Le plateau devient ainsi un tableau aux multiples touches de couleurs. La mise en scène s’autorise toutes les audaces: la caméra donne à chaque geste de Christine, une profondeur stupéfiante. Alors qu’elle prépare le repas, elle découpe un gésier comme elle transpercerait le coeur de Jean. Magnifique. L’épaisseur de chaque son, nous fait entendre son vacarme intérieur. Le moindre déplacement, nous permet de mesurer l’espace clos dans lequel vit cette cuisinière pieuse et loyale qui se crée tout un univers fait de plantes, d’herbier et d’odeurs de pré mouillé. La plus petite expression du visage nous est restituée comme un plan fixe dans lequel notre altérité est célébrée.

Alors que se trame une tragédie, je m’émerveille face à ce déluge de poésie qui submerge le plateau. Étrange paradoxe d’autant plus qu’à l’urgence des acteurs et des bruiteurs répond la lenteur des images. Elles nous reconstituent comment Christine vit à la fois le conflit de classe sociale entre Julie et Jean et la trahison amoureuse. La lumière presque sombre nous plonge dans ce trou sans fond à peine éclairée par son dialogue avec Dieu. Quand la doublure de Christine passe derrière la caméra, c’est pour nous offrir une mise en abyme stupéfiante : elle met en scène sa propre dramaturgie comme pour répondre à celle de Julie.

À mesure que le film avance, Christine dégage une force étonnante née probablement de son rapport si particulier à la nature et à la beauté. Tout ce qu’elle touche comme domestique, elle le métamorphose comme amante.
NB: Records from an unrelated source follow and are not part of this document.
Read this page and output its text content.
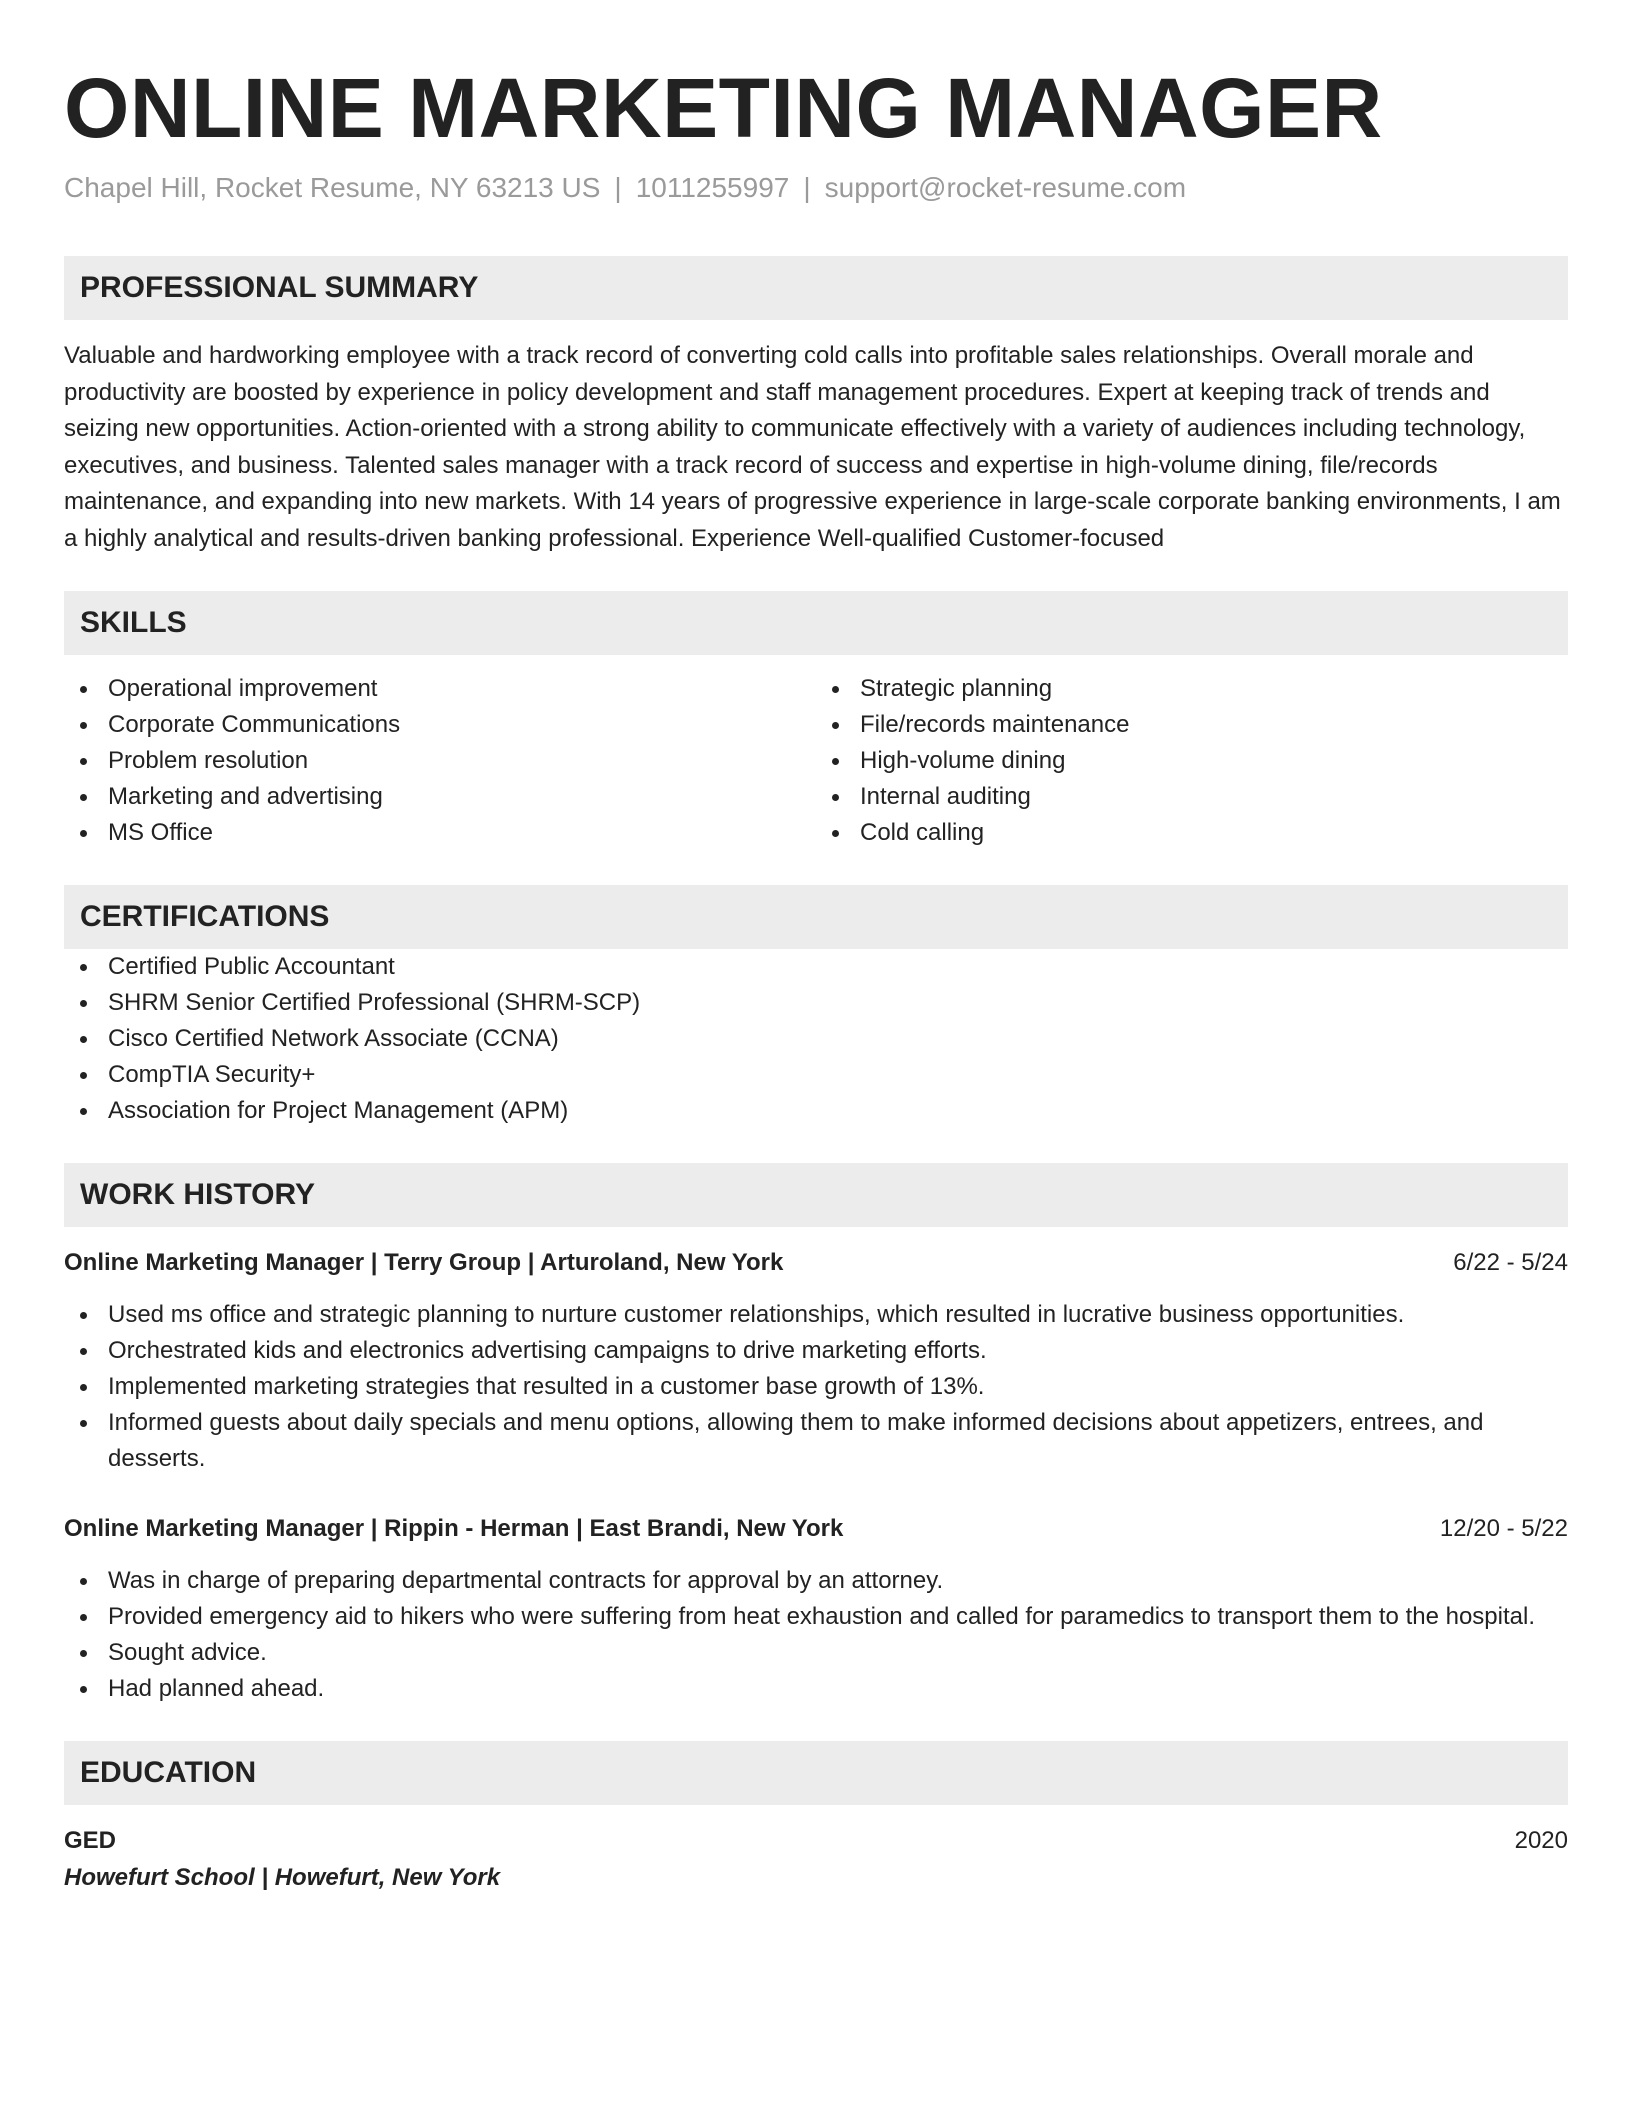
ONLINE MARKETING MANAGER
Chapel Hill, Rocket Resume, NY 63213 US | 1011255997 | support@rocket-resume.com
PROFESSIONAL SUMMARY
Valuable and hardworking employee with a track record of converting cold calls into profitable sales relationships. Overall morale and productivity are boosted by experience in policy development and staff management procedures. Expert at keeping track of trends and seizing new opportunities. Action-oriented with a strong ability to communicate effectively with a variety of audiences including technology, executives, and business. Talented sales manager with a track record of success and expertise in high-volume dining, file/records maintenance, and expanding into new markets. With 14 years of progressive experience in large-scale corporate banking environments, I am a highly analytical and results-driven banking professional. Experience Well-qualified Customer-focused
SKILLS
Operational improvement
Corporate Communications
Problem resolution
Marketing and advertising
MS Office
Strategic planning
File/records maintenance
High-volume dining
Internal auditing
Cold calling
CERTIFICATIONS
Certified Public Accountant
SHRM Senior Certified Professional (SHRM-SCP)
Cisco Certified Network Associate (CCNA)
CompTIA Security+
Association for Project Management (APM)
WORK HISTORY
Online Marketing Manager | Terry Group | Arturoland, New York	6/22 - 5/24
Used ms office and strategic planning to nurture customer relationships, which resulted in lucrative business opportunities.
Orchestrated kids and electronics advertising campaigns to drive marketing efforts.
Implemented marketing strategies that resulted in a customer base growth of 13%.
Informed guests about daily specials and menu options, allowing them to make informed decisions about appetizers, entrees, and desserts.
Online Marketing Manager | Rippin - Herman | East Brandi, New York	12/20 - 5/22
Was in charge of preparing departmental contracts for approval by an attorney.
Provided emergency aid to hikers who were suffering from heat exhaustion and called for paramedics to transport them to the hospital.
Sought advice.
Had planned ahead.
EDUCATION
GED	2020
Howefurt School | Howefurt, New York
Majestueux.

Katie Mitchell et Leo Warner créent une forme d’opéra théâtral où les sons et les images transforment la tragédie d’August Strindberg en espace mental où sont projetés nos désirs d’histoires d’amour impossibles.

Sur grand écran.

En dix D.

Pascal Bély, Le Tadorne.

« Kristin, Nach Fräulein Julie » mise en scène par Katie Mitchell et Leo Warner au Festival d’Avignon du 22 au 24 juillet 2011.